Caso contrário, o Episcopado pode surgir como uma “evolução natural da carreira eclesiástica”, como é o generalato para a carreira militar. Acontece que o Episcopado não é isso, Bispos não são Generais mas são Pais ou Mães em Deus (ou deveriam ser e comportar-se como), nem recebem o Episcopado pelo mérito de uma carreira bem sucedida e pelos “bons serviços prestados à Igreja” (quando alguém é eleito Bispo nessas condições, quase sempre dá em merda!): Episcopado não é coroamento de carreira, porque o Ministério Ordenado não é uma carreira profissional, pelo menos eu o entendo assim. Evidentemente que, ao olharmos a Igreja em seu aspecto institucional, há uma carreira eclesiástica, mas há o caráter transcendental que define o Ministério como chamado e  envio para o Serviço em nome do Senhor Jesus Cristo, em fiel obediência a Deus e aberto à ação do Espírito Santo.

De fato, eu comecei a pensar nisso ainda no tempo de seminarista, até mesmo porque alguns dos meus professores estimulavam que todos nós fizéssemos essa reflexão. Assim, desde muito cedo eu tenho bem claro o horizonte do Episcopado e tenho bem definidas as respostas às questões enunciadas acima.
Além disso, entendo o Episcopado como um serviço e portanto não tenho um projeto pessoal de Episcopado, porque o projeto que interessa é o projeto da Igreja, da Diocese. O erro da Igreja Episcopal no Brasil (e em outras partes do mundo) é que se elege um Bispo e não um Projeto para o qual se busca o líder adequado para sua execução por toda a Igreja Diocesana. Ou seja, elege-se o Bispo e dane-se ele! Tudo passa a depender dele e - ou se concorda e apoia ou se discorda e faz-se oposição velada. 
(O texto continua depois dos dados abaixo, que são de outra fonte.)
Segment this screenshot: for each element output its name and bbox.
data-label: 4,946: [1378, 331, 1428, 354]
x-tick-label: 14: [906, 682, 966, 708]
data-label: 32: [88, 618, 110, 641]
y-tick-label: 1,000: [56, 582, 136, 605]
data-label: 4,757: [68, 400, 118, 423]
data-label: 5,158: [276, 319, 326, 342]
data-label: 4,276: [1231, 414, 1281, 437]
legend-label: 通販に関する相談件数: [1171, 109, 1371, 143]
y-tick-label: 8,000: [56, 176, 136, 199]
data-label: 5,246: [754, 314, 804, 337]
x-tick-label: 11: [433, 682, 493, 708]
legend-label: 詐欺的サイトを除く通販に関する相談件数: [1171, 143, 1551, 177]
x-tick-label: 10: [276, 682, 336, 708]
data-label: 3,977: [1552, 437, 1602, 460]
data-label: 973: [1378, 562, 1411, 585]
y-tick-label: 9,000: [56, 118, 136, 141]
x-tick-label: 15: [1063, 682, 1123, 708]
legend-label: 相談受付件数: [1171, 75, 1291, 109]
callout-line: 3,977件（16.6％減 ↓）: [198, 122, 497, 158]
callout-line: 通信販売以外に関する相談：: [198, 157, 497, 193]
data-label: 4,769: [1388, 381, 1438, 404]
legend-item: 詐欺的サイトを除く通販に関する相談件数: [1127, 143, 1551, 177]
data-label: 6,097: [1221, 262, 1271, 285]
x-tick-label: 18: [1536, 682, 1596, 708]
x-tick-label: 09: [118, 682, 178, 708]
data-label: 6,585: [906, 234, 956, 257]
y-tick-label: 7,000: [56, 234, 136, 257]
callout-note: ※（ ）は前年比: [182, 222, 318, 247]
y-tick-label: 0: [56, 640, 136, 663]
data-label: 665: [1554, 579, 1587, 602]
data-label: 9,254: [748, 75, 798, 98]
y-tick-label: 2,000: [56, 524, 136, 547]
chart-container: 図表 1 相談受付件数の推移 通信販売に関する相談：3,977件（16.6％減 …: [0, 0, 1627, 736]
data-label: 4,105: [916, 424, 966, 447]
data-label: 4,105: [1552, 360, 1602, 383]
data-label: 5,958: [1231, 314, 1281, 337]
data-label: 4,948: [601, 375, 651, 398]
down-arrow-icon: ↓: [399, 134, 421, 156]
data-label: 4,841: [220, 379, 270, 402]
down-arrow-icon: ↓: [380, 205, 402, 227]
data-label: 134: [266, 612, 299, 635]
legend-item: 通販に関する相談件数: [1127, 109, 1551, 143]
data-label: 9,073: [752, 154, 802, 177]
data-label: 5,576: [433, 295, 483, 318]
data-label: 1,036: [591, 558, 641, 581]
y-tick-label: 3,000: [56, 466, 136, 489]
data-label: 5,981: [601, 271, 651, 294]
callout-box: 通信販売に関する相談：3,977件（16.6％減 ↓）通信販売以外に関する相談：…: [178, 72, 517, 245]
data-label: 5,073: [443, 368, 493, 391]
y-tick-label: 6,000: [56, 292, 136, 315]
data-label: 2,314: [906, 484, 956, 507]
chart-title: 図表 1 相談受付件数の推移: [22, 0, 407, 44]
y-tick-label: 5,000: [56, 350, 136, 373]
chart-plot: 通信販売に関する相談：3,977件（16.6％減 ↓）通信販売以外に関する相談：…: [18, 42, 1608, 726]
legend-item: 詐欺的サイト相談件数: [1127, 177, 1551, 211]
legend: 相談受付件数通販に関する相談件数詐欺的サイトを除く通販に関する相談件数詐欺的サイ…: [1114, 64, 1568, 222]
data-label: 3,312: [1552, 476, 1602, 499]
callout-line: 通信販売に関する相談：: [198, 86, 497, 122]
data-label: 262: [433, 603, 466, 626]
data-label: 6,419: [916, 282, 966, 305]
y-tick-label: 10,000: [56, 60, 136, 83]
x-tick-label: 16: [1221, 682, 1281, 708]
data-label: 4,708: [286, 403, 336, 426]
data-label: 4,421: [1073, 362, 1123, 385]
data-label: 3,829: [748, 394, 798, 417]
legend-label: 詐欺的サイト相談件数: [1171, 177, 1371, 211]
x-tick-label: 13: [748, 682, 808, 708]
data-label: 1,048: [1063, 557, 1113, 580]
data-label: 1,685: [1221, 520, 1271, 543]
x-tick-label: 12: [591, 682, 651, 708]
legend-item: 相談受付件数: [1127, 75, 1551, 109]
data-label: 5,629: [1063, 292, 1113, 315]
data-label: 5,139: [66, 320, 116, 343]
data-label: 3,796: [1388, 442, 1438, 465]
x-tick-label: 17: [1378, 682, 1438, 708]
 Eu entendo que o Episcopado deve ser exercido de forma a contemplar um plano diocesano de ação e não um projeto pessoal.  Assim, a minha grande condição para aceitar concorrer ao Episcopado seria que me fosse oferecido e mostrado um Plano Diocesano, que não são metas simplesmente, mas um Projeto que tenha claro de onde se parte e de onde se quer chegar, e as alternativas de caminho, e eu de fato avaliaria se me sinto capaz – e se sou a pessoa adequada – para exercer tal responsabilidade de liderança. Como a Igreja é recheada pela cultura política brasileira, não há projeto, mas apenas o desejo de ter alguém que carregue o piano e favoreça uns e outros…  Não é o Bispo que deve ter um projeto, mas a Igreja Diocesana. E, de preferencia, que seja construído antes do Bispo… e que depois da escolha do Bispo o projeto seja executado pelo conjunto da Igreja e aferido, avaliado e reformulado sempre com a participação de toda a Igreja.

Acho que o Bispo não deve ser o gerente da Igreja; deveria deixar isso para especialistas que estão na Igreja; o Bispo deve ser Pai (Mãe) e Pastor do Clero e com o Clero, Pai (Mãe) e Pastor do Povo. Todo clero é incardinado em seu Bispo (termo técnico que designa a vinculação ao Bispo) e por isso, o Bispo deve estar incardinado em seu Clero e Povo (estar no coração). Mas é preciso que a Igreja amadureça muito ainda para entender e viver isso realmente, e – pela minha idade – não verei isso acontecer…

Nos próximos doze meses a Igreja deverá eleger pelo menos três novos Bispos. Não sou candidato em nenhuma dessas eleições: em duas nem fui convidado a sê-lo (rsrsr), e para todos que me sondaram para a terceira, fiz a mesma pergunta: qual é o projeto diocesano? até agora ninguém me deu resposta adequada e por isso, agradeço a lembrança do meu nome mas… não me sinto capaz de carregar e tocar sozinho pianos desafinados – se houver uma orquestra, até posso ajudar com o piano, ou um violino, mas uma orquestra só toca bem com bons músicos e uma boa harmonia, e isso não depende só do regente, mas de cada um com seu instrumento.

Que Deus abençoe a IEAB, e que o Espírito Santo oriente – com paciência! – os processos de eleição episcopal em curso.